My fingers are all pruney.
I just spent the last hour washing dishes as a deal so I could come on here and update. Hee hee hee. I did a good job, it’s not my fault that everything smells like vinegar (gack).
I was thinking about my older brother (sure I have a lot of them,just to keep you guessing) he’s only four years older than me. Well… three years and six months, but I figure, what ever. Anyway, I’m a devoted little LDS girl, I’m not ashamed of it. I love my religon (Before you flame me I adhere strictly to the 11th article of faith which states that (in Lay terms) you do what you do, I do what I do, we just let it go. k?) and I know it makes me happy. It might not do that for everyone– but I know it made him happy. It was one of those things you could see in his eyes, even when he was mad– or sad– that he knew it was true. That God loves us…..
Then — I don’t know where it all went wrong. I don’t know when he stopped believing it all– but I didn’t like the person he became. I still love him, he’s my brother, there isn’t any way I couldn’t. I just know that he isn’t — that he doesn’t
that he doesn’t feel right. He’s struggling. He’s confused. Because the rest of his family is LDS and he isn’t, and he doesn’t want to be on the outside, but he doesn’t want to go to a church he no longer believes in to make someone else happy.
All I know is that my older brother… the one who looks like my twin. The one who i’ve always looked up to, the one I strive to do everything right so I can be like him–
Can’t go to my wedding.
Sure I’m not engaged, or anything like that, hell, i’m not even dating much! But As I sat spinning in a computer chair today at the local store, My mom said: “That’ll be useful for when you move out” and for the first time really– it hit me.
I’m a grown up.
I have only a few months left of my life as a reckless kid, who stays out late and does things that are fun on the weekend, and — who doesn’t think about the concequences when they buy some stupid thing at the store. Then I realize–
I’ve been grown up for thirteen years now.

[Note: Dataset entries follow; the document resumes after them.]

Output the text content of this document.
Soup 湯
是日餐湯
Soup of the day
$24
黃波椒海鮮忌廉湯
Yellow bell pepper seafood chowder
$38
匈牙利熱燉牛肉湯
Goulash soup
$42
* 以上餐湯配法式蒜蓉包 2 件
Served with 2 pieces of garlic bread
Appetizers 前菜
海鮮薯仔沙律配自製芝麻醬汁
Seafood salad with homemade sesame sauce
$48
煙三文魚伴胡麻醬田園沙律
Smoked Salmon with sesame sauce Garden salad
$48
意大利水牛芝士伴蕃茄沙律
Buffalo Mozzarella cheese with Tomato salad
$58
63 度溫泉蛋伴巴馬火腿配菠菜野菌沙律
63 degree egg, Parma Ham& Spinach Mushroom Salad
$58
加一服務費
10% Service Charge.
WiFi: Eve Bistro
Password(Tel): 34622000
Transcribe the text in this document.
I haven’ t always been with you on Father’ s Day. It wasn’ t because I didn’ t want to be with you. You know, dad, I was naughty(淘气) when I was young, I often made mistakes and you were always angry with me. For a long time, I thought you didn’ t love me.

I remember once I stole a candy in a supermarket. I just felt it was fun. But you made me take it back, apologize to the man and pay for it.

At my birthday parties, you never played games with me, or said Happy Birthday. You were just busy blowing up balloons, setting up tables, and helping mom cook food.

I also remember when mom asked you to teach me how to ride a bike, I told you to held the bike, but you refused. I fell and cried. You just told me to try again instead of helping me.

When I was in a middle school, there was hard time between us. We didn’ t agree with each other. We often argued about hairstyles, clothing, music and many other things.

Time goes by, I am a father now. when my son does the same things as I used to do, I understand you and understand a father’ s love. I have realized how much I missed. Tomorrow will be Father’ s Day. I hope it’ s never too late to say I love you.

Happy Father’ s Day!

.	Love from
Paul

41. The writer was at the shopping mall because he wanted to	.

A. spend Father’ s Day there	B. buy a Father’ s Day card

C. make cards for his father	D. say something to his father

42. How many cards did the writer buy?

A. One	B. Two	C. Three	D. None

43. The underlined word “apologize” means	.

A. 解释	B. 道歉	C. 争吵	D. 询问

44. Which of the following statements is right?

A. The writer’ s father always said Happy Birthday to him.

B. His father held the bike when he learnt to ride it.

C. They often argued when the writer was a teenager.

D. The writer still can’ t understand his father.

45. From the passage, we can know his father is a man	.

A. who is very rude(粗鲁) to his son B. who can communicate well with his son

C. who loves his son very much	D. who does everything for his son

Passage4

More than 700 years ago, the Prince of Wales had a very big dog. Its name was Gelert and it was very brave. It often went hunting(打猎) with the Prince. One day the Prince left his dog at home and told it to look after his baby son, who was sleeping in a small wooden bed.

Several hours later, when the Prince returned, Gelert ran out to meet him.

My brother used to stay out late, and made stupid choices without thinking about the concequences, and I saw how it hurt my family. How it hurt me. I didn’t like it, so I decided that I wouldn’t do that. And when he got his girlfriend (now wife, thank you very much) pregnant, he stepped up and took responsibility.
I was afraid. Dammit, I still am. Because– because we’re almost twins. We look so much alike it’s scary, I kid you not. Because I’m afraid of making the mistakes he made, I became my own parent. I told myself “Is it very responsible to go out and do things with people when you have homework?” and I got better grades. I said to myself “Is it really responsible to go to dances when that big test is on monday?” and I stayed home. I didn’t need my parents to ground me, or yell at me, or remind me of the concequences of my actions.
I did it myself.
I wanted to do everything right, every last thing. I wanted to take the AP tests he didn’t, I wanted to pass the classes he didn’t, I wanted to win the awards he didn’t. I wanted to be him, and better. Every good thing about him, I wanted to be.
I lost myself while playing his shadow.
Not to mention I’m a perfectionist. It’s not hard to take the tests he didn’t, or pass the classes he didn’t– but the awards, the glory. He was an editor, and went on all the dates to all the dances.
I didn’t wish to repeat the dances– that would take away from my academic glory.
But here I am at my senior year, and the world is rushing me out into life, into the world of uncertainty where you don’t have someone to hold you hand–
and i don’t have a path to follow.
It makes me nervous. I had my entire life planned out. I was going to graduate from the academy of Travel and Tourism, work as a travel agent through my college years, and then become an English Teacher for a high school.
Then My senior year happened. I didn’t like High school students, the academy became much too– well lets just say it was far too challenging for the beginning classes you take. The college I wanted to go to, and wanted me, was Catholic, so that was banned by a higher authority… ahem. So here I am.
I’m going to go to SLCC until I decide where else to go. What a plan.